The Simulation View allows you to test your app against a variety of data sources, such as synthetic environments, pre-authored recorded streams, and remote streams from live devices. This view can show a Scene in one of two modes: instant and continuous:
- Instant simulations run a Scene as an 'instant' (a moment) in time, with all the Proxies in the simulated environment that Unity MARS has already tested for matches against all of the data.
- In continuous simulations, the Device View matches Proxies as the camera encounters data while it moves to explore the simulated environment. The Device View acts as though you are holding your AR device and using it to scan your surroundings.
You can tag any GameObject with synthetic semantic tags (see the Glossary for more information), then use that Prefab as a synthetic environment in the Simulation View. You can also specify semantic tag conditions as matching criteria for locating tagged Synthetic Objects.
At runtime, your app can place semantic tags on discovered Proxies (for example, tag the beginning and end of a bridge), or prompt the user to define where a tag appears in the real world.
The MARS Database
Unity MARS maintains a database of real-world data it has discovered (on a device or in simulation).
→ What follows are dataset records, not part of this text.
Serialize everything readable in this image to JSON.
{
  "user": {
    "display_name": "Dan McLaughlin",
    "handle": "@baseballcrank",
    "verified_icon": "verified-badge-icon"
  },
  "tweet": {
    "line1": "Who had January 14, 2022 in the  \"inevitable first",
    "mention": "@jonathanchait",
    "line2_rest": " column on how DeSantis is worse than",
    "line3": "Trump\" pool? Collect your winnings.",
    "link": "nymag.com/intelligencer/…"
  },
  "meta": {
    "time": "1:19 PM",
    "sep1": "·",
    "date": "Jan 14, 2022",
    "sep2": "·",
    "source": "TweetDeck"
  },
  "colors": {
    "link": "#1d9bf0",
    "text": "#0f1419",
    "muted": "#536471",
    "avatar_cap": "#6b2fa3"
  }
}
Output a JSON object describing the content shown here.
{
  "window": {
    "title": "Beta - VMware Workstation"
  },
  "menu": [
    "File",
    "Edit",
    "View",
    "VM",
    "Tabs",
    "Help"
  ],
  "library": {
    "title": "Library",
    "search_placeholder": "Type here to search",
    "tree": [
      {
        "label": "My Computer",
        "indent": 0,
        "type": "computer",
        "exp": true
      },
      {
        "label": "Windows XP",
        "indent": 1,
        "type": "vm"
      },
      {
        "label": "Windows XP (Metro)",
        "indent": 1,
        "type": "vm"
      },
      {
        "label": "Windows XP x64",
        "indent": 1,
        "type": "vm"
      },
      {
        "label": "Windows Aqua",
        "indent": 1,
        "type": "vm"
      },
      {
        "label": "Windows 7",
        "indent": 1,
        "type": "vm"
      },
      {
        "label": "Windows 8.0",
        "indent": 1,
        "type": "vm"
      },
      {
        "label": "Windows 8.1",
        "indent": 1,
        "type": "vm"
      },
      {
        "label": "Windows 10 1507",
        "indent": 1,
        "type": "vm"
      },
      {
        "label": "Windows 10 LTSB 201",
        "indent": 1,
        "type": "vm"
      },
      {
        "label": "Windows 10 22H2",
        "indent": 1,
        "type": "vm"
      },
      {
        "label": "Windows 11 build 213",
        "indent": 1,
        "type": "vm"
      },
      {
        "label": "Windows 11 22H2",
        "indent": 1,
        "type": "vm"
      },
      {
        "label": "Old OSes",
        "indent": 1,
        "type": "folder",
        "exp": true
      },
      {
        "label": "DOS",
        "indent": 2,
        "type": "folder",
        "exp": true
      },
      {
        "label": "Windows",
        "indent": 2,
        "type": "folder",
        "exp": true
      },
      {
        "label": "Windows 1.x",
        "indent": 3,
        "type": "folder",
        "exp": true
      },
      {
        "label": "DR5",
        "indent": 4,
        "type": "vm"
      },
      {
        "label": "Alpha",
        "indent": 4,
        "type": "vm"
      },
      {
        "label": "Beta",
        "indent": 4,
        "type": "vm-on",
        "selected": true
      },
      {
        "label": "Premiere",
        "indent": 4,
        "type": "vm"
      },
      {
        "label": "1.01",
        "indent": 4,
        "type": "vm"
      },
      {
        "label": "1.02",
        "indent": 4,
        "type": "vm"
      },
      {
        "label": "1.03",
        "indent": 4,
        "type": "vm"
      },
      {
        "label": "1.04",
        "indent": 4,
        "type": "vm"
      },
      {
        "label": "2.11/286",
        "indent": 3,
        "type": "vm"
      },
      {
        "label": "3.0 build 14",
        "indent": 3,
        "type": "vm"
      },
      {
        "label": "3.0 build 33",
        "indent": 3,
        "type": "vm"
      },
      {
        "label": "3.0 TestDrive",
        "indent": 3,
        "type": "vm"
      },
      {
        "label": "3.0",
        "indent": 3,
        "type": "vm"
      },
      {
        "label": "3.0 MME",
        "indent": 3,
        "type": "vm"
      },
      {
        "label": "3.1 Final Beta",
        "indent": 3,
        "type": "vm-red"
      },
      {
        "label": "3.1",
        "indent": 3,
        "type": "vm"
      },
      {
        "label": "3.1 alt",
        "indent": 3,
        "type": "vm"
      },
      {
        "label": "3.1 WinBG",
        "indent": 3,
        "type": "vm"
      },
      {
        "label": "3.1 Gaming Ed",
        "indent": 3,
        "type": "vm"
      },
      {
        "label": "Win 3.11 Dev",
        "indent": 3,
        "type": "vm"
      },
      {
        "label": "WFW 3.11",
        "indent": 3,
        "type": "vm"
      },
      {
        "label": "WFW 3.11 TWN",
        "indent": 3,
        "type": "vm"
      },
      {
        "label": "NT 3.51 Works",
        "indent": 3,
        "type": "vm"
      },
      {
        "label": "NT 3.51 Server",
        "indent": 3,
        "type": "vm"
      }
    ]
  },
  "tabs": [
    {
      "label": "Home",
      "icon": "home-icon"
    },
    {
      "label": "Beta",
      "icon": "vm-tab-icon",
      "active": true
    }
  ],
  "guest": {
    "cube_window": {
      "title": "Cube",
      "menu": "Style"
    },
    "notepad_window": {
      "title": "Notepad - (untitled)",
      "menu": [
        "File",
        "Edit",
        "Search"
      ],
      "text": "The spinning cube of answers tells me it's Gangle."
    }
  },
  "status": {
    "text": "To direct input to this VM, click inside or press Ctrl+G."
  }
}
Using Proxies, you can define criteria for associating your GameObjects with real-world data and contexts that your application is designed for. For example, a GameObject that has a Proxy component with conditions describing a table is only relevant when a piece of matching data in the MARS Database becomes available.
For more in-depth information about the MARS Database, see the MARS Database section in the Software Development Guide.
The MARS Session and the Camera
Unity MARS automatically adds a MARS Session GameObject to the hierarchy of the active Scene when you add a MARS Entity to any Scene. A MARS Session must exist in a loaded Scene in order to use the Simulation View.
If there is already a camera in the active Scene, it becomes a child of the MARS Session object, and Unity MARS adds a MARSCamera script to it. If you do not have a camera in the active Scene, Unity MARS creates one with a MARSCamera script on it and adds it as a child GameObject of the MARS Session.
The Camera with a MARS Camera script on it must always have a MARS Session somewhere in its list of parents. It is possible to add a child GameObject to the MARS Session GameObject and add the MARS Camera as a child of that GameObject, but Unity MARS prevents you from moving the MARS camera outside of the Session's hierarchy. This is because Unity MARS relies on the ability to transform and scale the MARS Session and have that impact the AR tracking space of the MARS camera.